Nonmembers must pay only for bargaining-related costs, meaning they don’t have to pay dues that bankroll overt political action. State workers are allowed to claim a religious or ethical exemption and pay an amount equal to union dues to a charity of their choice.
In a landmark 2014 U.S. Supreme Court decision known as Harris v. Quinn, the court ruled home-care workers are not required to pay agency fees or union dues since they’re not full state workers.
SB 6199 aims to make those workers private employees by outsourcing the state’s contracting duties with an private vendor. The workers would technically be employees of the private entity although they would still bargain with the governor’s office and a 14-member board that includes state officials.
That private status would allow unions to create a shop where home-care workers must pay either union dues or agency fees if they don’t claim religious exemptions.
Maxford Nelsen, director of labor policy for the Freedom Foundation, estimated a such a shop could result in a windfall of more than $2 million a year for a local chapter of the Service Employee International Union that represents more than 45,000 workers in various long-term care settings. Nelsen said public records show 4,000 home-care workers currently choose not to withhold union dues from their paychecks.
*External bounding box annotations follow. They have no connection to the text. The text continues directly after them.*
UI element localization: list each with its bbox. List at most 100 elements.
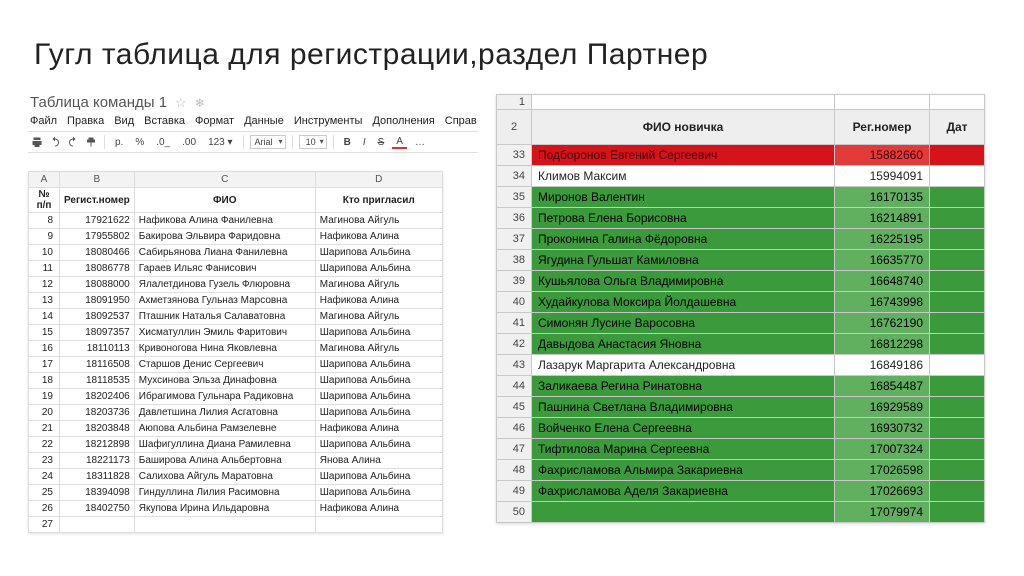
cell-reg[interactable]: 18091950 bbox=[60, 293, 135, 309]
cell-regnum[interactable]: 17026598 bbox=[835, 460, 930, 481]
cell-date[interactable] bbox=[930, 292, 985, 313]
menu-дополнения[interactable]: Дополнения bbox=[372, 115, 434, 127]
cell-num[interactable]: 13 bbox=[29, 293, 60, 309]
cell-num[interactable]: 15 bbox=[29, 325, 60, 341]
cell-regnum[interactable]: 16170135 bbox=[835, 187, 930, 208]
cell-fio[interactable]: Баширова Алина Альбертовна bbox=[134, 453, 315, 469]
spreadsheet-name[interactable]: Таблица команды 1 bbox=[30, 94, 167, 111]
cell-name[interactable]: Симонян Лусине Варосовна bbox=[532, 313, 835, 334]
cell-date[interactable] bbox=[930, 481, 985, 502]
table-row[interactable]: 42Давыдова Анастасия Яновна16812298 bbox=[497, 334, 985, 355]
toolbar-more[interactable]: … bbox=[411, 137, 429, 148]
cell-name[interactable]: Климов Максим bbox=[532, 166, 835, 187]
row-number[interactable]: 44 bbox=[497, 376, 532, 397]
right-data-grid[interactable]: 1 2 ФИО новичка Рег.номер Дат 33Подборон… bbox=[496, 94, 985, 523]
cell-date[interactable] bbox=[930, 502, 985, 523]
table-row[interactable]: 36Петрова Елена Борисовна16214891 bbox=[497, 208, 985, 229]
cell-regnum[interactable]: 16225195 bbox=[835, 229, 930, 250]
cell-regnum[interactable]: 16214891 bbox=[835, 208, 930, 229]
cell-reg[interactable]: 18203736 bbox=[60, 405, 135, 421]
cell-regnum[interactable]: 16929589 bbox=[835, 397, 930, 418]
cell-name[interactable]: Миронов Валентин bbox=[532, 187, 835, 208]
cell-reg[interactable]: 17955802 bbox=[60, 229, 135, 245]
menu-формат[interactable]: Формат bbox=[195, 115, 234, 127]
table-row[interactable]: 39Кушьялова Ольга Владимировна16648740 bbox=[497, 271, 985, 292]
cell-reg[interactable]: 18118535 bbox=[60, 373, 135, 389]
cell-date[interactable] bbox=[930, 376, 985, 397]
cell-inviter[interactable]: Шарипова Альбина bbox=[315, 485, 442, 501]
cell-regnum[interactable]: 17026693 bbox=[835, 481, 930, 502]
font-family-select[interactable]: Arial bbox=[250, 135, 286, 149]
row-number[interactable]: 37 bbox=[497, 229, 532, 250]
cell-num[interactable]: 11 bbox=[29, 261, 60, 277]
cell-reg[interactable]: 18116508 bbox=[60, 357, 135, 373]
cell-regnum[interactable]: 16812298 bbox=[835, 334, 930, 355]
col-c[interactable]: C bbox=[134, 172, 315, 188]
cell-date[interactable] bbox=[930, 166, 985, 187]
row-number[interactable]: 2 bbox=[497, 110, 532, 145]
row-number[interactable]: 39 bbox=[497, 271, 532, 292]
menu-вставка[interactable]: Вставка bbox=[144, 115, 185, 127]
undo-icon[interactable] bbox=[48, 135, 62, 149]
cell-date[interactable] bbox=[930, 208, 985, 229]
table-row[interactable]: 2418311828Салихова Айгуль МаратовнаШарип… bbox=[29, 469, 443, 485]
table-row[interactable]: 46Войченко Елена Сергеевна16930732 bbox=[497, 418, 985, 439]
row-number[interactable]: 34 bbox=[497, 166, 532, 187]
cell-reg[interactable]: 18086778 bbox=[60, 261, 135, 277]
cell-fio[interactable]: Бакирова Эльвира Фаридовна bbox=[134, 229, 315, 245]
cell-fio[interactable]: Ялалетдинова Гузель Флюровна bbox=[134, 277, 315, 293]
cell-name[interactable]: Худайкулова Моксира Йолдашевна bbox=[532, 292, 835, 313]
table-row[interactable]: 37Проконина Галина Фёдоровна16225195 bbox=[497, 229, 985, 250]
cell-reg[interactable]: 18212898 bbox=[60, 437, 135, 453]
cell-reg[interactable] bbox=[60, 517, 135, 533]
cell-reg[interactable]: 18311828 bbox=[60, 469, 135, 485]
cell-reg[interactable]: 18092537 bbox=[60, 309, 135, 325]
table-row[interactable]: 817921622Нафикова Алина ФанилевнаМагинов… bbox=[29, 213, 443, 229]
font-size-select[interactable]: 10 bbox=[299, 135, 327, 149]
cell-inviter[interactable]: Нафикова Алина bbox=[315, 293, 442, 309]
row-number[interactable]: 1 bbox=[497, 95, 532, 110]
cell-reg[interactable]: 18080466 bbox=[60, 245, 135, 261]
table-row[interactable]: 38Ягудина Гульшат Камиловна16635770 bbox=[497, 250, 985, 271]
cell-num[interactable]: 23 bbox=[29, 453, 60, 469]
table-row[interactable]: 49Фахрисламова Аделя Закариевна17026693 bbox=[497, 481, 985, 502]
cell-name[interactable]: Фахрисламова Аделя Закариевна bbox=[532, 481, 835, 502]
cell-reg[interactable]: 18110113 bbox=[60, 341, 135, 357]
cell-fio[interactable]: Шафигуллина Диана Рамилевна bbox=[134, 437, 315, 453]
table-row[interactable]: 47Тифтилова Марина Сергеевна17007324 bbox=[497, 439, 985, 460]
cell-fio[interactable]: Гараев Ильяс Фанисович bbox=[134, 261, 315, 277]
row-number[interactable]: 47 bbox=[497, 439, 532, 460]
cell-reg[interactable]: 18088000 bbox=[60, 277, 135, 293]
cell-inviter[interactable]: Нафикова Алина bbox=[315, 501, 442, 517]
row-number[interactable]: 33 bbox=[497, 145, 532, 166]
cell-date[interactable] bbox=[930, 229, 985, 250]
cell-inviter[interactable]: Нафикова Алина bbox=[315, 421, 442, 437]
cell-fio[interactable]: Ахметзянова Гульназ Марсовна bbox=[134, 293, 315, 309]
table-row[interactable]: 2318221173Баширова Алина АльбертовнаЯнов… bbox=[29, 453, 443, 469]
cell-fio[interactable]: Кривоногова Нина Яковлевна bbox=[134, 341, 315, 357]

“This reeks of special interest politics,” Nelsen told The News Tribune and The Olympian.
Adam Glickman, secretary-treasurer of SEIU Chapter 775, declined to comment and referred questions to Bill Moss, assistant secretary for the DSHS Aging and Long-Term Support Administration.
In an interview, Moss said, “The intent of the bill is to increase the amount of time that case managers get to spend with clients.”
Democrats largely dismissed the GOP claims that the home health care worker bill and the birthdates bill were handouts to unions. Senate Majority Leader Sharon Nelson of Maury Island said SB 6199 is necessary to boost the home-care worker system.
“We need a different format for our (individual provider) workers, and they are very critical for some of our most fragile individuals and seniors,” Nelson said. “So we are taking that action so we can go ahead and make sure that in the future there’s a clear definition of whether they’re a state employee or not.”
SB 6199, introduced Jan. 10 by Democratic Sen. Annette Cleveland of Vancouver, could cost more than $22 million every two years, according to a fiscal analysis done by nonpartisan legislative staff in the Senate.
Moss said the bill could come with some cost-savings in the future because the private vendor could better manage federal workplace regulations.
Republicans delayed a vote on SB 6199 in the early hours of Thursday morning through procedural rules and a deluge of proposed amendments that slowed debate. The GOP also delayed Senate Bill 6079.
Both measures could still be voted on later in the week.
Democrats said they they hoped to go through the lengthy process of shooting down the dozens of amendments to SB 6199 in order to set up debate for an actual vote later on.
“We needed a lot of time to get those done,” Nelson told reporters Thursday.
This is not the first time SEIU and the Freedom Foundation have clashed. In 2016, SEIU successfully passed an initiative that barred disclosure of some state worker information.
The Freedom Foundation had been using that information in its effort to inform home health care workers about how they can opt out of paying union dues.
Initiative 1501 was billed as a way to prevent fraud against the elderly that also exempted information home care workers and also imposed harsher punishment for identity thieves who target the elderly or other vulnerable adults.
That fight has now spilled into the Legislature, where Republicans remain opposed to the Democratic bills.
“This is the other side of the aisle doing the union’s bidding in the dark of night,” Braun said.